I'm not sure this is the right forum to be posting this, but I have been posting in this one lately. I'm just kinda excited to be sharing this.

It turns out Academy is having their Year End Clearance Sale. I picked up some great sausage making tools for next to nothing.

I picked up their:

Game Winner 20 lb Meat Mixer - 47.98 - Normally around 100.00

Game Winner Meat Tenderizer & Jerky Cutter - 19.78 - Normally at 99.98

(2) Game Winner 8.7" Meat Slicers - 17.98 each - Normally at 119.98 each

If anyone needs these items I would hit your local Academy. You can pick up these items for .25 cents on the dollar.

Hell of a deal.

Here is a pic on my deck..













20160303_164022[1].jpg



__ philh
__ Mar 3, 2016






Sorry for the dog poo on the deck. I just noticed it was on the deck. All of the acres we have & they have to do it on the front deck.. lol

Thanks

Phil


----------



## SmokinAl (Mar 4, 2016)

Great score Phil!

Al


----------



## phatbac (Mar 4, 2016)

Awesome!

and if you hand't said anything i would have thought those were rocks!

Happy Smoking,

phatbac (Aaron)


----------



## worktogthr (Mar 4, 2016)

That is a great score!  Its hard to resist that 75% off price tag.  Made me end up with two more grills at a Home Depot clearance!


----------



## tropics (Mar 4, 2016)

great deal shame no Academy stores in my area.

Richie


----------



## gearjammer (Mar 5, 2016)

Wicked good deal man.

Pretty rare to find any deals that good.  

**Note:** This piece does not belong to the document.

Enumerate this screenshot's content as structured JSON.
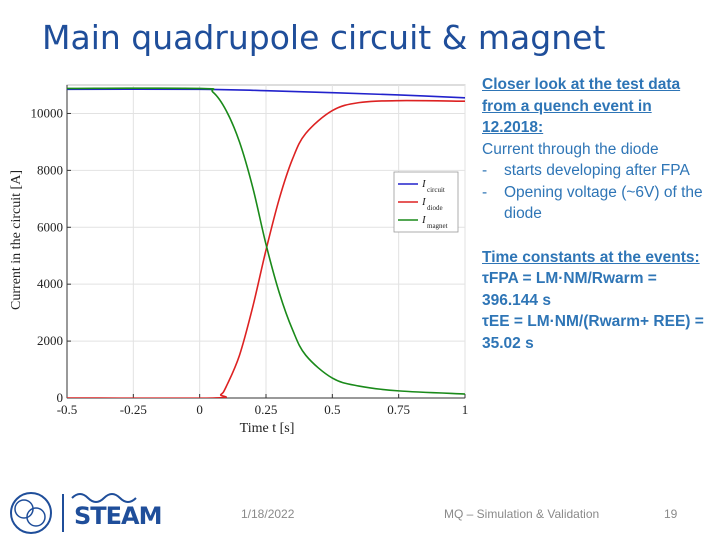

Keep on smokin'                                   Ed


----------



## GaryHibbert (Mar 6, 2016)

That's a real deal buy.  Sure wish we had sales like that around here.

Gary


----------



## daveomak (Mar 6, 2016)

Phil......  You are one lucky dog.....   
	

	
	
		
		



		
			






  .....


----------



## alelover (Mar 6, 2016)

I think I'll go to Academy today.


----------



## philh (Mar 6, 2016)

Thanks everybody.. I figured I was pretty lucky.

I hope I helped someone else get lucky also.. lol


----------



## smokinpapist (Mar 6, 2016)

Awesome. I need a slicer as well.


----------



## m00se (Mar 6, 2016)

Dang, you did good! They have the slicer for $36 on their website but they're sold out :(

(I'm looking for one right now)

Cheers!


----------



## m00se (Mar 6, 2016)

Hah I re-tried and the site took my order this time. At $35.98 with shipping. We'll see if they follow through now. Thanks for the heads up PhilH!


----------



## smokinadam (Mar 6, 2016)

Nice one! We don't have one up here but I scored a very nice jerky gun from there last year when on a trip down south. The wife figured out a way to get it in the suitcase for the ride home.


----------



## philh (Mar 7, 2016)

The wife made chicken strips last night. We ran the strips through the meat tenderizer first then she breaded them and fried them.

They were the best fried chicken she has made. The chicken strips just fell apart in your mouth. Very tender.

Now she's not so mad at me for spending the money on these items.. lol


----------



## philh (Mar 7, 2016)

"sorry duplicate post"


----------